Flores e Pedras

*Por Rogério Newton
Antes de sairmos de casa para a manifestação no Centro de Teresina, meus filhos brincaram: “Mãe, deixa-nos fazer revolução!” Após atravessarmos a ponte, um carro passou veloz. Alguém gritou: “Procurar o que fazer!” Na Avenida Frei Serafim, um prazer tomou conta: caminhávamos num território ordinariamente dominado por veículos. Naquele momento, era restituído aos humanos.
Revendedoras retiraram os automóveis dos pátios, temendo depredações. Aí, bateu a primeira conclusão: o medo entrincheirado.
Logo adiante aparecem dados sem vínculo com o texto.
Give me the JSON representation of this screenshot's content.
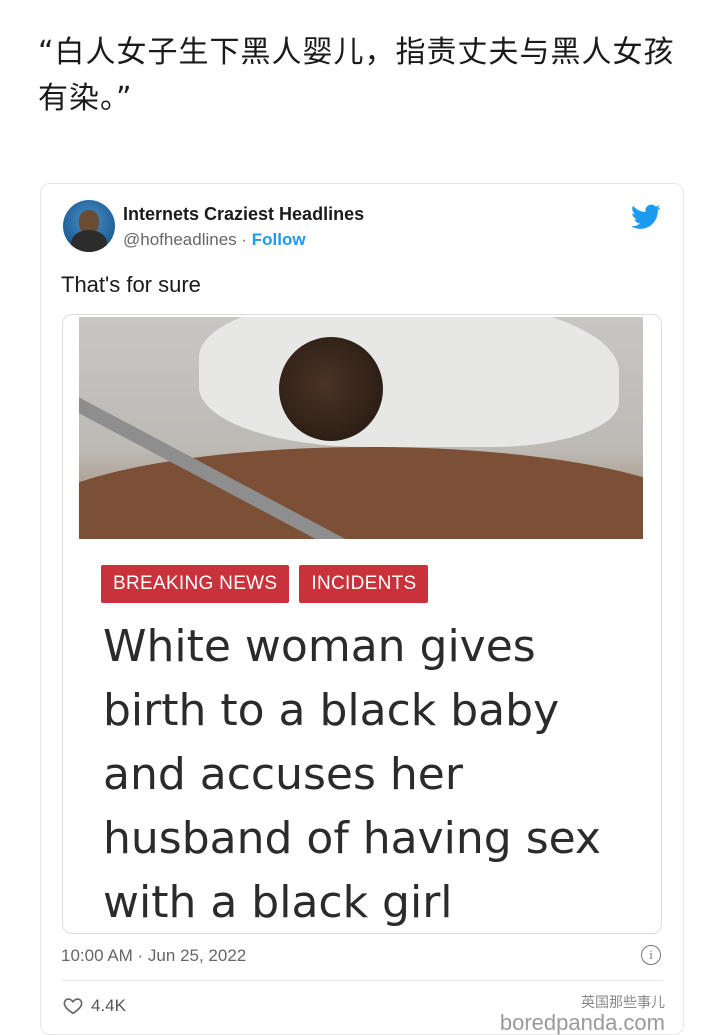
{
  "caption": "“白人女子生下黑人婴儿，指责丈夫与黑人女孩有染。”",
  "tweet": {
    "user_name": "Internets Craziest Headlines",
    "handle": "@hofheadlines",
    "separator": " · ",
    "follow_label": "Follow",
    "text": "That's for sure",
    "timestamp": "10:00 AM · Jun 25, 2022",
    "like_count": "4.4K",
    "brand_color": "#1d9bf0"
  },
  "article": {
    "tags": [
      "BREAKING NEWS",
      "INCIDENTS"
    ],
    "tag_color": "#c9323a",
    "headline": "White woman gives birth to a black baby and accuses her husband of having sex with a black girl"
  },
  "watermark": {
    "top": "英国那些事儿",
    "bottom": "boredpanda.com"
  },
  "icons": [
    "avatar",
    "twitter-bird-icon",
    "info-icon",
    "heart-icon"
  ]
}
Prosseguimos, contagiados pelo leve caminhar das pessoas que seguiam conosco em direção à Igreja São Benedito, quase todas jovens, muitas portando cartazes com protestos ou ditos engraçados. O sol aquecia nossos anseios e faiscava nas extremidades pontiagudas das grades do Quartel do Exército. Uma moça carregava flores para distribuir aos manifestantes.
Em frente ao Colégio das Irmãs, um dedo de prosa com dois conhecidos: um deles afirmava que era preciso tomar cuidado para a direita não usar o movimento a seu favor. Seguiu-se um papo-cabeça, em cima do asfalto quente. Nos despedimos com sorrisos, pelas circunstâncias e pelo prazer do reencontro. No adro da São Benedito, a multidão estava mais frenética, mas nada exagerado, nem os bonecos gigantes contra a PEC-27. De lá de cima, vimos muita gente em frente ao Karnak. Lembrava carnaval, parecia procissão.
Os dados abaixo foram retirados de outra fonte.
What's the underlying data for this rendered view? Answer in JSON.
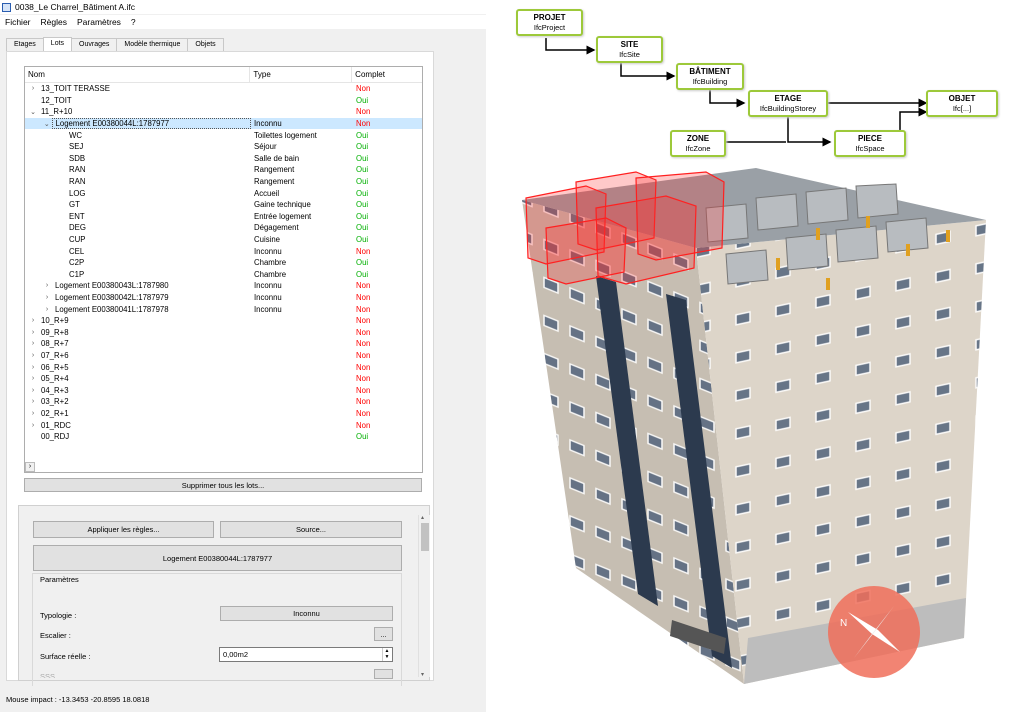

Foi ali que vi a única faixa identificando um partido político. Reconheci vagamente uma das pessoas que a seguravam. Estava forçando a barra, estava tensa. Grupos de jovens, alguns abraçados, cantavam ou diziam palavras de ordem. De repente, senti que todas aquelas pessoas eram sinceras e desejavam uma cidade e um país melhores. Quando chegamos à Praça Pedro II e entramos na Rua David Caldas, não me contive e chorei.
Andamos pelas ruas ao lado de gente como nós, caminhando e cantando, tranquilos, sem espantos. Na porta das lojas fechadas, empregados do comércio olhavam para nós, aquiescentes. Um grupo de moças de uma ótica, uniformizadas, sorria. Ao chegarmos à Prefeitura, alguém discursava perto de um carro de som, mas não entendíamos nada do que falava. O clima era diferente do que até então havíamos visto. Alguém falou, ou fui eu que pensei, em radicais.
Voltamos. Uma farmácia, aberta na Rua Coelho Rodrigues, sem nenhum segurança. No percurso de retorno à Igreja São Benedito, já não havia mais tanta gente nas ruas, o movimento se esvaziava. Ao passarmos em frente a uma carrocinha de cachorro-quente, alguém gritou para uma repórter: “Ônibus depredados na Avenida Maranhão!” Na Frei Serafim, agora com menos pessoas, encontramos amigos e seguimos. Quando caminhávamos sobre a ponte, sirenes de carros de polícia nos assustaram, passando velozes na direção da Avenida João XXIII. Em frente ao shopping, manifestantes pararam um ônibus. Um grupo de homens, dois deles com rosto encoberto, os olhos não, carregavam o que parecia o teto metálico de um dos quiosques da margem do Rio Poty.
Era hora de ir embora. Na Avenida Raul Lopes, encontramos grupos de jovens, com cartazes, caminhando rumo à ponte. Alguém recebeu uma ligação no celular: a situação na Frei Serafim estava esquentando, uma passeata com gente gritando.
Voltamos a pé para casa. A TV mostrava a fumaça das bombas de gás, a multidão tentando invadir o Palácio do Itamaraty, em Brasília. Em outras cidades, as imagens eram parecidas. Os apresentadores de TV se deliciavam com críticas aos vândalos. Depois de tomar banho, comi e deitei na rede. Dormi, como uma pedra, feita da mesma matéria das que estão no meio do caminho.
*Rogério Newton é defensor público, poeta e escritor.